###########################################
# LANL Mustang trace FAQ version 1.0 Beta #
###########################################


1. Trace description
====================

Mustang was an HPC cluster used for capacity computing at the Los Alamos
National Lab (LANL) from 2011 to 2016. Capacity clusters such as Mustang are
architected as cost-effective, general-purpose resources for a large number of
users. Mustang was largely used by scientists, engineers, and software
developers at LANL and it was allocated to these users at the granularity of
physical nodes. The cluster consisted of 1600 identical compute nodes, with a
total of 38400 AMD Opteron 6176 2.3GHz cores and 102TB RAM.

This Mustang dataset covers the entire 61 months of the machine's operation from
October 2011 to November 2016, which makes this the longest publicly available
cluster to date. The Mustang trace is also unique because its jobs are shorter
than those in existing HPC traces. Overall, it consists of 2.1 million
multi-node jobs submitted by 565 users and collected by SLURM, an open-source
cluster resource manager. Collected data include: timestampts for job stages
from submission to termination, job properties such as size and owner, the job's
return status, and a time budget per job that if exceeded causes the job to be
killed.


2. Scheduling policy
====================

The general scheduling policy is strongly fair-share dominated, however backfill
is used even if the fair-share allocation is negative (i.e., user has exceeded
their quota). Because SLURM knows the earliest time that the highest priority
job can start, and which resources it will need, it can also determine which
jobs can be started without delaying it. The backfill feature allows the
scheduler to start other, lower-priority jobs so long as they do not delay the
highest priority job.
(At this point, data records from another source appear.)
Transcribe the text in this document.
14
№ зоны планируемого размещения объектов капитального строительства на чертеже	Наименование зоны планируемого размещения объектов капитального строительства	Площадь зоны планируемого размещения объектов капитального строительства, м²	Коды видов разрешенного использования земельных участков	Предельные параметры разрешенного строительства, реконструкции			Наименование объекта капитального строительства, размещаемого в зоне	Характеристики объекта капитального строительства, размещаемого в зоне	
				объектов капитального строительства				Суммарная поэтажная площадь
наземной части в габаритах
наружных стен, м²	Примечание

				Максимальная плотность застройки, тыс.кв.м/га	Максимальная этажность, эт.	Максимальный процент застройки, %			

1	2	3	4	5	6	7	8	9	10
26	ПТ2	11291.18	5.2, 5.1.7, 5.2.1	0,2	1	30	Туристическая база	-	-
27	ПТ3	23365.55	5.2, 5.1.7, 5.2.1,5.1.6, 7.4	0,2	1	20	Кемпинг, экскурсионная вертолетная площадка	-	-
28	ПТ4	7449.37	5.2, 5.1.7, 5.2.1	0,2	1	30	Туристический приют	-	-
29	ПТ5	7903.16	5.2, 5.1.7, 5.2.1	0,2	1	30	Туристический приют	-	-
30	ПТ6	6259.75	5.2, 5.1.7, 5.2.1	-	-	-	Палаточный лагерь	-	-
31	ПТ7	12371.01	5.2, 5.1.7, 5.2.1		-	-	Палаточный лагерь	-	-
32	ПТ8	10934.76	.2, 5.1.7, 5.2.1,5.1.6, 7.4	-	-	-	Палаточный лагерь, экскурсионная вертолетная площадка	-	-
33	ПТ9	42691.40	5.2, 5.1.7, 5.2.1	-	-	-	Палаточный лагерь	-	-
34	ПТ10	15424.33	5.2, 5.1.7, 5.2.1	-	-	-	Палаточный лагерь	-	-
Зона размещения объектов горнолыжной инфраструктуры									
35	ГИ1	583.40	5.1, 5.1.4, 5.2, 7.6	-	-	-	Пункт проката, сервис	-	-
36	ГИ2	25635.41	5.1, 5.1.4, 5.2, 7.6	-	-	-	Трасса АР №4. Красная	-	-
The scheduler policy for Mustang was the same in periods
of ~6 months at a time, corresponding to different "campaigns". It remained
fair-share dominated, but the individual project weightings change for each
"campaign" period. Each campaign is expected to consist of the following phases:

- Input and dataset validation: jobs that consist of a small number of nodes
  compared to the dataset size
- Problem partitioning: grid sizing
- Parametric studies: sweet spot determination of job sizes, nodes, processes
  per node, memory per process etc.
- Computation
- Analysis and visualization: jobs that are primarily I/O-bound, implying
  different node use patterns

Jobs that belong to an individual user can get cancelled in batches, where the
timestamp and duration match across all the cancelled jobs. This is usually
because job scripts allow users to specify multiple jobs linked together by
explicitly stating their dependencies in the script. If one job fails or gets
cancelled, the rest are automatically cancelled.


3. Fields
=========

3.1 user_ID

An identifier of the user submitting the job. There are 565 users in the trace,
and user IDs have been anonymized using random numbers.

3.2 group_ID

An identifier of the group of the user submitting the job. There are 565 groups
in the trace, as each user belongs to the same group.

3.3 submit_time

The time when the job was submitted to the scheduler's queue. The Mustang trace
covers the period from October 27, 2011 until November 8, 2016.

3.4 start_time

The time when the job began executing. The Mustang trace covers the period from
October 27, 2011 until November 8, 2016.

3.5 end_time

The time when the job completed executing. The Mustang trace covers the period
from October 27, 2011 until November 8, 2016.

3.6 job_status

The return code of a job. There are three job outcomes:
- Completed: the job completed successfully without reporting errors
- Cancelled: the job was cancelled by the user or an admin before completing
- Timeout: the job exceeded its wallclock limit and was forcefully terminated
  (see section 3.9)

3.7 node_count

The number of nodes assigned to the job by the scheduler. Since this is a
homogeneous cluster, and each node consists of 24 identical CPU cores, this
field can be used to derive the total number of cores assigned to the job by
the scheduler.

3.8 tasks_requested

The number of tasks requested, where each task corresponds to a physical CPU
core. This may not be equal to the number of actual cores assigned to a job,
as jobs at LANL are assigned entire physical nodes. To calculate the total
number of physical CPU cores assigned to the job see section 3.7.

3.9 wallclock_limit

The requested time quota for the job. Typically ranges from 1 to 960 minutes
(i.e., 16 hours which is the max wall clock time for Mustang). There are a few
outliers of jobs with longer wallclock limits, however.


4. Contact info
===============

Please direct inquiries, feedback, or suggestions regarding this trace to the
ATLAS mailing list at info@project-atlas.org


5. Usage
========

Please cite the following paper when you publish work that uses this trace:

    George Amvrosiadis, Jun Woo Park, Gregory R. Ganger, Garth A. Gibson,
    Elisabeth Baseman, Nathan DeBardeleben. "On the diversity of cluster
    workloads and its impact on research results." In Proceedings of the 2018
    USENIX Annual Technical Conference, Boston, MA, July 11-13, 2018.